In this study, the researchers compared the health effects of the vitamin D3 in healthy men and women who were receiving the vitamin in supplements or a placebo.
They found the vitamin, which is also found in the liver, was not associated with heart disease.
The study included both healthy and diseased men and included more than 600 participants.
The study participants had a mean age of 42.5 years and were taking vitamin D supplements or placebo.
Participants were asked to complete an online questionnaire about their health status.
The researchers found there was no difference between groups in their vitamin D levels.
When they looked at the results of blood tests, the participants taking the vitamin were significantly more likely to have low blood pressure (BP) and were less likely to be diabetic.
Researchers also found there were no significant differences between the groups in the number of heart attacks or strokes.
However, the results did show that vitamin D supplementation significantly increased the risk for a stroke.

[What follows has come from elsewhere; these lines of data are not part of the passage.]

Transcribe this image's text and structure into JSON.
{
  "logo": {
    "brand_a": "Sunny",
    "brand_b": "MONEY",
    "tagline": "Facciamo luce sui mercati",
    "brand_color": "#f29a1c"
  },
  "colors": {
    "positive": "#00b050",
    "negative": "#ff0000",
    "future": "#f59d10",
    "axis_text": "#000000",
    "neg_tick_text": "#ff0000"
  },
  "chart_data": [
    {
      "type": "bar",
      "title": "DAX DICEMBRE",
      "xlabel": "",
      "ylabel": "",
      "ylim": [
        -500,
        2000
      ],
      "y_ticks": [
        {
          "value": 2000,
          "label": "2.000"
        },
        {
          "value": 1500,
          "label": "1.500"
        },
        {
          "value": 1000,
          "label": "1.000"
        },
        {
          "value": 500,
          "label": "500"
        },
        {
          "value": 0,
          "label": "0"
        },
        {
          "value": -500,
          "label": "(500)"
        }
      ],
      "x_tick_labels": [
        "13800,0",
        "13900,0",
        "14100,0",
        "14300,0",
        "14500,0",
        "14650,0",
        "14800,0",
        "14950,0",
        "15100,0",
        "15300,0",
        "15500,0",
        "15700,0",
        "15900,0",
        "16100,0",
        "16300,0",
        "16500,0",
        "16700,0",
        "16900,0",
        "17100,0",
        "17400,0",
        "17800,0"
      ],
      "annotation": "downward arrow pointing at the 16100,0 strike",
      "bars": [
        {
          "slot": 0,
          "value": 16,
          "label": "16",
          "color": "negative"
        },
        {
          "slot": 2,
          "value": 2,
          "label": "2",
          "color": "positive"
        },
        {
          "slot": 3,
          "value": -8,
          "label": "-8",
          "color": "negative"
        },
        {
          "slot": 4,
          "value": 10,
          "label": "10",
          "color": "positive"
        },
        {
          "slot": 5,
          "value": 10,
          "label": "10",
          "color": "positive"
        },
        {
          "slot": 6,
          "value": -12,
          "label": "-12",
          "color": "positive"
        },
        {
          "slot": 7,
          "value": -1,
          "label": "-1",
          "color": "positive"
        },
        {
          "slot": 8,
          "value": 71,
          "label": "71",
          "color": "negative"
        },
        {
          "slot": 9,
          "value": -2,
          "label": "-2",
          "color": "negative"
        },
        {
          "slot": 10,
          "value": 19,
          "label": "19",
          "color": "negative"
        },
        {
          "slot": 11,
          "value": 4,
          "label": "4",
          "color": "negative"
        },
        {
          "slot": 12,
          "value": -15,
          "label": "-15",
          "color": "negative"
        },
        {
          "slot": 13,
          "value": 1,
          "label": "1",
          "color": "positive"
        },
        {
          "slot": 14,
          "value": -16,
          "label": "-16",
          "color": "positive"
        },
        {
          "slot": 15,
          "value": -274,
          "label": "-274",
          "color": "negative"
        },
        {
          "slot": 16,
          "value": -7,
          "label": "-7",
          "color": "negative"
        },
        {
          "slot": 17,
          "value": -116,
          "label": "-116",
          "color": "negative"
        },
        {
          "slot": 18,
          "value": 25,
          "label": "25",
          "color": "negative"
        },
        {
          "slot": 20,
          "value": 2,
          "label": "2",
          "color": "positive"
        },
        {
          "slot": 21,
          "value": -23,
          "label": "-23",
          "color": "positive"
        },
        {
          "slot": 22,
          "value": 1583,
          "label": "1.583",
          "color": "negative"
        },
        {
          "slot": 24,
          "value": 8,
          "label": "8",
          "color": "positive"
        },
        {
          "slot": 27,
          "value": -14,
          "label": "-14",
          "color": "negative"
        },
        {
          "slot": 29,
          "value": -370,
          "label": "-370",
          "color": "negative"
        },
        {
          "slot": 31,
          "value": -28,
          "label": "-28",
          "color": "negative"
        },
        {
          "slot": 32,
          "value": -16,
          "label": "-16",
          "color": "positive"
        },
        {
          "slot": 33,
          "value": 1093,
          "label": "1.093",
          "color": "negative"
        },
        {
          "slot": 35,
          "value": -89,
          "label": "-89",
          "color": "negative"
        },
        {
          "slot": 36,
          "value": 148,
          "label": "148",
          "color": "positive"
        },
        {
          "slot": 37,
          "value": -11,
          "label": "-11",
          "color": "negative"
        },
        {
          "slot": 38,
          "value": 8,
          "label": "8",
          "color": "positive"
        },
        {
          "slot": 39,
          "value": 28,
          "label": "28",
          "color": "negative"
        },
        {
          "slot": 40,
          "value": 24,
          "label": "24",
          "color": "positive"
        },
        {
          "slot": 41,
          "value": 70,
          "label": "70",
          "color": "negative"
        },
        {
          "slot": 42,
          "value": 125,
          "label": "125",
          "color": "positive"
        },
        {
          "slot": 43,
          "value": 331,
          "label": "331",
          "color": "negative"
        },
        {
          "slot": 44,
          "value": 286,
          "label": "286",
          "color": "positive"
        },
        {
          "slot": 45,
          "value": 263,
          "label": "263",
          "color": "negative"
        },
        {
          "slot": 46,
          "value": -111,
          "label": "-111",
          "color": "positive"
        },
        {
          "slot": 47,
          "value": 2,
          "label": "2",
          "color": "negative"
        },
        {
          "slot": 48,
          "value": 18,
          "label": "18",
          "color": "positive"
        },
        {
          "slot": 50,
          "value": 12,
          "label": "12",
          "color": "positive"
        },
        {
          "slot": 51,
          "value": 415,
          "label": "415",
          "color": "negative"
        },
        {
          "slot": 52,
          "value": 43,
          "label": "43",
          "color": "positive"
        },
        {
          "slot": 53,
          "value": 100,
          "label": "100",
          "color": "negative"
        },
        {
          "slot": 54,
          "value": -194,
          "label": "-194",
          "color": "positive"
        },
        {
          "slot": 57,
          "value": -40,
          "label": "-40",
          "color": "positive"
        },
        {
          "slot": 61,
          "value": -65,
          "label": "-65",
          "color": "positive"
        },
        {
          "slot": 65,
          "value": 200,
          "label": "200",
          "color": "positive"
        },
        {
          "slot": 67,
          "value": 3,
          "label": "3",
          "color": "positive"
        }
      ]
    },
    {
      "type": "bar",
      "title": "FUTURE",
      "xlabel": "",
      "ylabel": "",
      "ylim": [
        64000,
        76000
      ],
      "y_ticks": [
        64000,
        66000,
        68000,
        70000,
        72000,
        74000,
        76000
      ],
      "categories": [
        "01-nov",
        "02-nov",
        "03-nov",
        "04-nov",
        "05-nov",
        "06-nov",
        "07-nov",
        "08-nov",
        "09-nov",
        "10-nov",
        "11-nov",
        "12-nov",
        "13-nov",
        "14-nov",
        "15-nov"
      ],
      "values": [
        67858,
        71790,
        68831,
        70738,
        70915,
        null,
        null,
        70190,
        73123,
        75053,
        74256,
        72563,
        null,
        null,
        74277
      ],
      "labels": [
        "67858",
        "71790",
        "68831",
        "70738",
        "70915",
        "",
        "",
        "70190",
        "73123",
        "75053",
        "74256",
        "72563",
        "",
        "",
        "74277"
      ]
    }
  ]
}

Dr David Siegel, of the University of Toronto’s Faculty of Medicine, said: “While this study shows that vitamin d supplementation may be beneficial for people with cardiovascular disease, we are still very cautious when it comes to recommending it.”
There is some evidence that vitamin, vitamin D and other nutrients may benefit the health of the elderly, and for this reason, the US Food and Drug Administration is recommending vitamin D be used with caution.
“It may be prudent to supplement with other nutrients in a diet with lower intake of saturated fats and cholesterol.”
In the meantime, the findings could help scientists predict which people are at risk for heart attacks and strokes, Dr Siegel added.
“Vitamin D has been shown to reduce the risk factors that increase the likelihood of heart disease and stroke,” he said.
“If we can identify people at risk, we can be more effective at preventing them.”
If you or anyone you know needs help with heart health, call Samaritans on 116 123 or talk to a doctor.